– …осталось недолго…
– …ах… такое время… как он?..
– …очень. Быстро теряет сознание, но затем приходит в себя. Конечно, вечно так продолжаться не может. Я не из тех, кто верит в чудеса, хотя с этой бурей…
В регистратуре зазвонил телефон, и маленькая медсестра поспешила туда, чтобы ответить. Мистер Глоссоп услышал ее приглушенный голос:
– Состояние мистера Брауна очень тяжелое. Да, боюсь, что так… Стремительно ухудшается.
Мистер Глоссоп кинул через двор рассеянный взгляд на первую военную палату. Его внимание привлекло что-то белое на крыльце. Оно шевелилось. Мистер Глоссоп подошел ближе, а затем – поскольку был любопытен и чрезвычайно близорук – еще на несколько шагов. И с глубоким смущением обнаружил, что смотрит прямо в круглые очки сестры Камфот.
– Прошу прощения! – забормотал он. – Я не понял, что это вы… Уже довольно темно, верно?
– Вовсе нет, – сказала сестра Камфот. – Я видела вас совершенно отчетливо.

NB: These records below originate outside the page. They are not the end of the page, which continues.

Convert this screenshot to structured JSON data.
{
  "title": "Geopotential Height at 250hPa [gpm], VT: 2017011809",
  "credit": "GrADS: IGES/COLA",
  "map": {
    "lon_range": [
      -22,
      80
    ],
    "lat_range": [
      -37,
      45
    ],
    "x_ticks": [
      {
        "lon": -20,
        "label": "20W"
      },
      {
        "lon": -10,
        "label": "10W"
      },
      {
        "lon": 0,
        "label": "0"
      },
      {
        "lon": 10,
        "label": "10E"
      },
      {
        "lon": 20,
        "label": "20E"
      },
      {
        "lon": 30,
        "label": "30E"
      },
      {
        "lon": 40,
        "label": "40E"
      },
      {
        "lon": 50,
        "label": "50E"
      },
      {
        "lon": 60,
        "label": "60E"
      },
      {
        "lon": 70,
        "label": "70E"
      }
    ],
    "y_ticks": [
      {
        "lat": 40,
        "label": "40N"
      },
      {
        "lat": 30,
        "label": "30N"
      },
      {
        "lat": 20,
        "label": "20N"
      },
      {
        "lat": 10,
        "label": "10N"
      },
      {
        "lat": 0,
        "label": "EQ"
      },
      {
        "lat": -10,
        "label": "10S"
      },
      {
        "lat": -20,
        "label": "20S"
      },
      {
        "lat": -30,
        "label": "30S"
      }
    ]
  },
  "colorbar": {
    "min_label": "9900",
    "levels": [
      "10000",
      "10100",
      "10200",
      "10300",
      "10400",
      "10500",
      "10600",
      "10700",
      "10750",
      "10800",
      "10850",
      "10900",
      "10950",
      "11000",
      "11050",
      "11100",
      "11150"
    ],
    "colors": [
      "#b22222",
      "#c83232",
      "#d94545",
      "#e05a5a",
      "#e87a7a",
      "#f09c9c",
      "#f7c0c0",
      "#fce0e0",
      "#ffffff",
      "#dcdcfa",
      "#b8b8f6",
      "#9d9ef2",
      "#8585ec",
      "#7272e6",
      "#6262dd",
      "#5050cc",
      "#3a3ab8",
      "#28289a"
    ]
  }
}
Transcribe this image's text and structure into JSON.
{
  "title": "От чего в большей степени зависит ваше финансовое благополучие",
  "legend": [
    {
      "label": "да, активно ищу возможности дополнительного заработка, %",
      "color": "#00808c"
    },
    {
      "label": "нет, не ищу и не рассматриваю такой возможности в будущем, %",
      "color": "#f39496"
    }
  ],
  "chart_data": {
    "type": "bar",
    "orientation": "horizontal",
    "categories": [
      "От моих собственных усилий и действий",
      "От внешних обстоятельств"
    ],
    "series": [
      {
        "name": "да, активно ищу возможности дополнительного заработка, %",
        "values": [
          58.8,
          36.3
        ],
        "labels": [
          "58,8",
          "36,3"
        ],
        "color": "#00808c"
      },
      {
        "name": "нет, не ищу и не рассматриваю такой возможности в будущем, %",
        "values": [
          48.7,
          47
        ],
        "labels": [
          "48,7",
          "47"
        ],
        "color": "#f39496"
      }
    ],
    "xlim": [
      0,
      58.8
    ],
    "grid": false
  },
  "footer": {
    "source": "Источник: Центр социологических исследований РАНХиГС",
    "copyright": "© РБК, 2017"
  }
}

Спокойной ночи!
Спустившись с крыльца, она зашагала по двору – несомненно, чтобы отчитать очередного припозднившегося солдата, а мистер Глоссоп со слоновьим изяществом развернулся в обратную сторону. «И что же, черт возьми, – думал он, – делала тут эта старая корова?»
Пока главная медсестра провожала отца О’Салливана к умирающему, мистер Глоссоп битых двадцать минут беспокойно ерзал в ее кабинете. Сперва он уселся на стул перед столом главной сестры – более низкий, чем ее собственный, идеально подходящий для строгих бесед с потерявшими голову санитарками и солдатами-обольстителями. Мистер Глоссоп еще больше ослабил узел галстука и закатал рукава своей помятой рубашки. «Чертовски душно», – думал он, надеясь, что главная медсестра права и гроза, которая обещала разразиться вот уже несколько дней, наконец-то пройдет над горами сегодня ночью, наполнив воздух свежестью. «Лишь бы без сильного дождя, – добавил он к своим пожеланиям. – Этот чертов мост и без того выглядит ненадежным, а если еще и река поднимется…»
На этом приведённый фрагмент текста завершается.